An easy test to see if your foot pain could be a neuroma is to squeeze your foot from the sides. If this makes the pain worse, you may have developed a neuroma. Don’t worry – a neuroma should have no serious longstanding consequences once the inflammation and irritation settle. For these symptoms to settle, we use a number of specific offloading treatments that can bring tremendous relief to patients.
You may experience a clicking feeling in the forefoot followed by a sharp shooting pain or a sensation of numbness or pins and needles that extends into ends of the toes.
As Morton’s neuromas are often caused by repeated trauma or compression to the nerves, tight and narrow-fitting shoes can exacerbate the symptoms, which become worse after long periods of standing or walking. As the inflammation continues to increase, symptoms may become more frequent and often more intense.
Finding The Cause
The exact cause of Morton’s neuroma can often vary between patients, so it’s essential that you have a comprehensive assessment so all of the causes can be managed. This will help alleviate your symptoms in the shortest timeframe, as well as reduce the likelihood of the neuroma redeveloping in the future.

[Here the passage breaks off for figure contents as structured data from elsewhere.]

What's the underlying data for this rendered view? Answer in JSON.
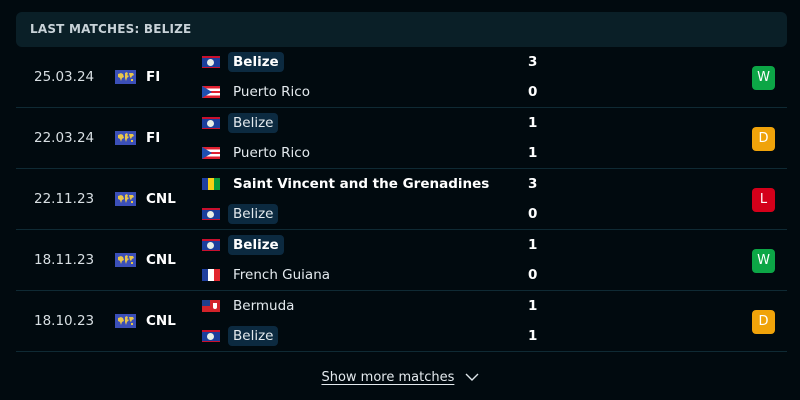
{
  "header": {
    "title": "LAST MATCHES: BELIZE"
  },
  "colors": {
    "W": "#0ca646",
    "D": "#f0a30a",
    "L": "#d4001a"
  },
  "matches": [
    {
      "date": "25.03.24",
      "competition": "FI",
      "home": {
        "name": "Belize",
        "flag": "belize",
        "highlight": true,
        "winner": true
      },
      "away": {
        "name": "Puerto Rico",
        "flag": "puerto-rico",
        "highlight": false,
        "winner": false
      },
      "home_score": "3",
      "away_score": "0",
      "result": "W"
    },
    {
      "date": "22.03.24",
      "competition": "FI",
      "home": {
        "name": "Belize",
        "flag": "belize",
        "highlight": true,
        "winner": false
      },
      "away": {
        "name": "Puerto Rico",
        "flag": "puerto-rico",
        "highlight": false,
        "winner": false
      },
      "home_score": "1",
      "away_score": "1",
      "result": "D"
    },
    {
      "date": "22.11.23",
      "competition": "CNL",
      "home": {
        "name": "Saint Vincent and the Grenadines",
        "flag": "svg",
        "highlight": false,
        "winner": true
      },
      "away": {
        "name": "Belize",
        "flag": "belize",
        "highlight": true,
        "winner": false
      },
      "home_score": "3",
      "away_score": "0",
      "result": "L"
    },
    {
      "date": "18.11.23",
      "competition": "CNL",
      "home": {
        "name": "Belize",
        "flag": "belize",
        "highlight": true,
        "winner": true
      },
      "away": {
        "name": "French Guiana",
        "flag": "france",
        "highlight": false,
        "winner": false
      },
      "home_score": "1",
      "away_score": "0",
      "result": "W"
    },
    {
      "date": "18.10.23",
      "competition": "CNL",
      "home": {
        "name": "Bermuda",
        "flag": "bermuda",
        "highlight": false,
        "winner": false
      },
      "away": {
        "name": "Belize",
        "flag": "belize",
        "highlight": true,
        "winner": false
      },
      "home_score": "1",
      "away_score": "1",
      "result": "D"
    }
  ],
  "footer": {
    "show_more": "Show more matches",
    "icon": "chevron-down-icon"
  }
}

Your assessment will involve a biomechanical and gait analysis to see whether poor foot alignment and function has contributed to your neuroma
Treating Your Neuroma
Helping relieve your symptoms can often start by having a good pair of well-fitting shoes fitted to your feet, that are wide enough and have a good toe box that doesn’t squeeze your feet and toes. A pre-metatarsal pad or dome is often an excellent way to help lift and separate the bones in the foot, giving more space to the nerve. If your foot structure and mechanics are contributing to the problem and pain, a custom orthotic is usually the most convenient and effective way to manage the problem. Sometimes, an injection of local anaesthetic and steroid is recommended to assist in settling acute symptoms – but this is not typically the first line of treatment.
If pain persists with conservative care, surgery may be an appropriate option. The common digital nerve is cut and the Morton’s neuroma is removed. This will result in numbness along the inside of the toes affected, and there is a small chance the end of the nerve will form a Stump Neuroma.
Approximately 75% of people receive symptom resolution for Morton’s Neuroma with conservative care.